Sabía que era una tontería evitar pronunciar el nombre de Nynaeve, pues no creía que ninguna de esas personas fuera a olvidarse de ella porque no se mencionara su nombre, en especial la sul’dam de ojos azules que manoseaba su inútil correa, pero era el único recurso de contraataque que se le ocurrió en ese momento.
—Los asuntos de la Sangre —respondió Renna— no son de mi incumbencia y de buen seguro no de la tuya. La Augusta Señora me comunicará lo que desee que yo sepa y yo te transmitiré lo que yo quiera que tú conozcas. Cualquier otra cosa que oigas o veas, has de considerarla como algo que jamás ha sido dicho y que no ha acaecido. En este camino reside la seguridad, sobre todo en el caso de una damane. Las damane son demasiado valiosas para darles muerte, pero podrías encontrarte no solamente con un severo castigo, sino sin lengua para hablar o manos para escribir, dado que las damane pueden cumplir su cometido sin tales miembros.
Egwene se estremeció, a pesar de la tibieza del aire.

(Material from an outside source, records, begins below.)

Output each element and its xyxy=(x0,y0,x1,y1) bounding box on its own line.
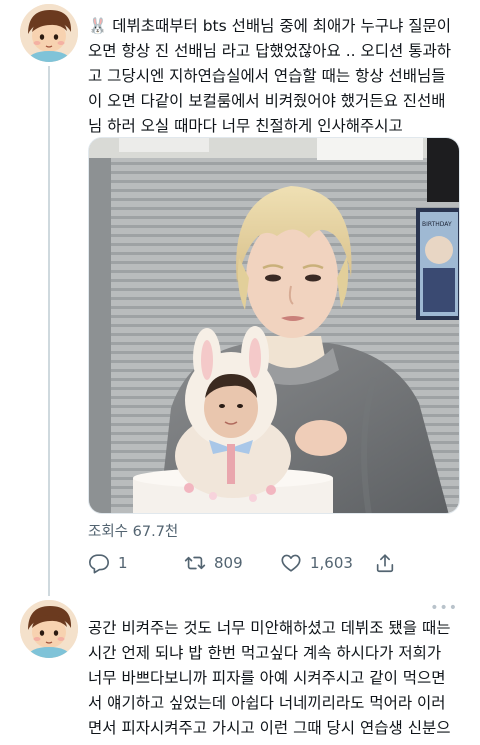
tweet-text: 🐰 데뷔초때부터 bts 선배님 중에 최애가 누구냐 질문이 오면 항상 진 … xyxy=(88,17,451,135)
retweet-count: 809 xyxy=(214,554,243,572)
tweet[interactable]: ••• 공간 비켜주는 것도 너무 미안해하셨고 데뷔조 됐을 때는 시간 언제… xyxy=(0,596,480,745)
like-button[interactable]: 1,603 xyxy=(280,548,353,578)
share-upload-icon xyxy=(376,554,394,573)
avatar[interactable] xyxy=(20,4,78,62)
avatar[interactable] xyxy=(20,600,78,658)
share-button[interactable] xyxy=(374,548,396,578)
like-count: 1,603 xyxy=(310,554,353,572)
poster-text: BIRTHDAY xyxy=(422,221,452,228)
reply-button[interactable]: 1 xyxy=(88,548,128,578)
tweet-text: 공간 비켜주는 것도 너무 미안해하셨고 데뷔조 됐을 때는 시간 언제 되냐 … xyxy=(88,619,451,745)
avatar-cartoon-icon xyxy=(20,4,78,62)
retweet-arrows-icon xyxy=(184,556,206,570)
heart-icon xyxy=(281,554,301,572)
avatar-cartoon-icon xyxy=(20,600,78,658)
tweet[interactable]: 🐰 데뷔초때부터 bts 선배님 중에 최애가 누구냐 질문이 오면 항상 진 … xyxy=(0,0,480,596)
view-count: 조회수 67.7천 xyxy=(88,524,179,540)
reply-count: 1 xyxy=(118,554,128,572)
photo-illustration: BIRTHDAY xyxy=(89,138,459,513)
retweet-button[interactable]: 809 xyxy=(184,548,243,578)
speech-bubble-icon xyxy=(89,554,109,574)
thread-connector-line xyxy=(48,66,50,596)
tweet-image[interactable]: BIRTHDAY xyxy=(88,137,460,514)
tweet-action-bar: 1 809 1,603 xyxy=(88,548,460,578)
more-options-button[interactable]: ••• xyxy=(430,600,458,616)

Al taparse los hombros con la capa, rozó la correa y movió espasmódicamente la mano.
—Esto es algo horrible. ¿Cómo podéis hacerle esto a alguien? ¿Qué mente insana tuvo tal ocurrencia?
—Ésta podría ya prescindir de su lengua, Renna —gruñó la sul’dam de ojos azules y correa vacía.
—¿Cómo ha de ser horrible? —replicó Renna con una paciente sonrisa—. ¿Podríamos permitir que anduviera libremente alguien capaz de hacer lo que hace una damane? De vez en cuando nacen hombres que se convertirían en marath’damane de ser mujeres; aquí también se dan casos, tengo entendido, y deben recibir muerte, desde luego, pero las mujeres no enloquecen. Es preferible que devengan damane a que ocasionen problemas queriendo competir por el poder. En cuanto a la mente que tuvo la idea del a’dam, fue la de una mujer que se autodenominaba Aes Sedai.
Egwene fue consciente de la incredulidad que debió de traslucir su rostro por las risas de Renna.
—Cuando Luthair Paendrag Mondwin, hijo de Hawkwing, se enfrentó a los Ejércitos de la Noche, encontró a muchas entre ellos que se hacían llamar Aes Sedai. Se disputaban entre sí la supremacía y utilizaban el Poder Único en el campo de batalla. Una de ellas, una mujer llamada Deain, que creyó más conveniente para sí servir al emperador, que no era por aquel entonces aún emperador, claro está, dado que éste no disponía de Aes Sedai en sus huestes, se personó ante él con un artilugio que había creado, el primer a’dam, ajustado en torno al cuello de una de sus hermanas y, a pesar de que esa mujer no quería ponerse al servicio de Luthair, el a’dam la obligaba a hacerlo. Deain hizo otros a’dam, se localizaron las primeras sul’dam, y las mujeres capturadas que se hacían llamar Aes Sedai descubrieron que de hecho no eran más que marath’damane: Las que Deben Ser Atadas con Correa. Se dice que, cuando ella misma fue acollarada, los gritos de Deain hicieron estremecer las Torres de Medianoche, pero, por supuesto, ella también era una marath’damane y no se puede dejar circular libremente a las marath’damane. Tal vez tú seas una de esas que tienen la capacidad de crear a’dam. En ese caso, estarás consentida, puedes quedarte tranquila.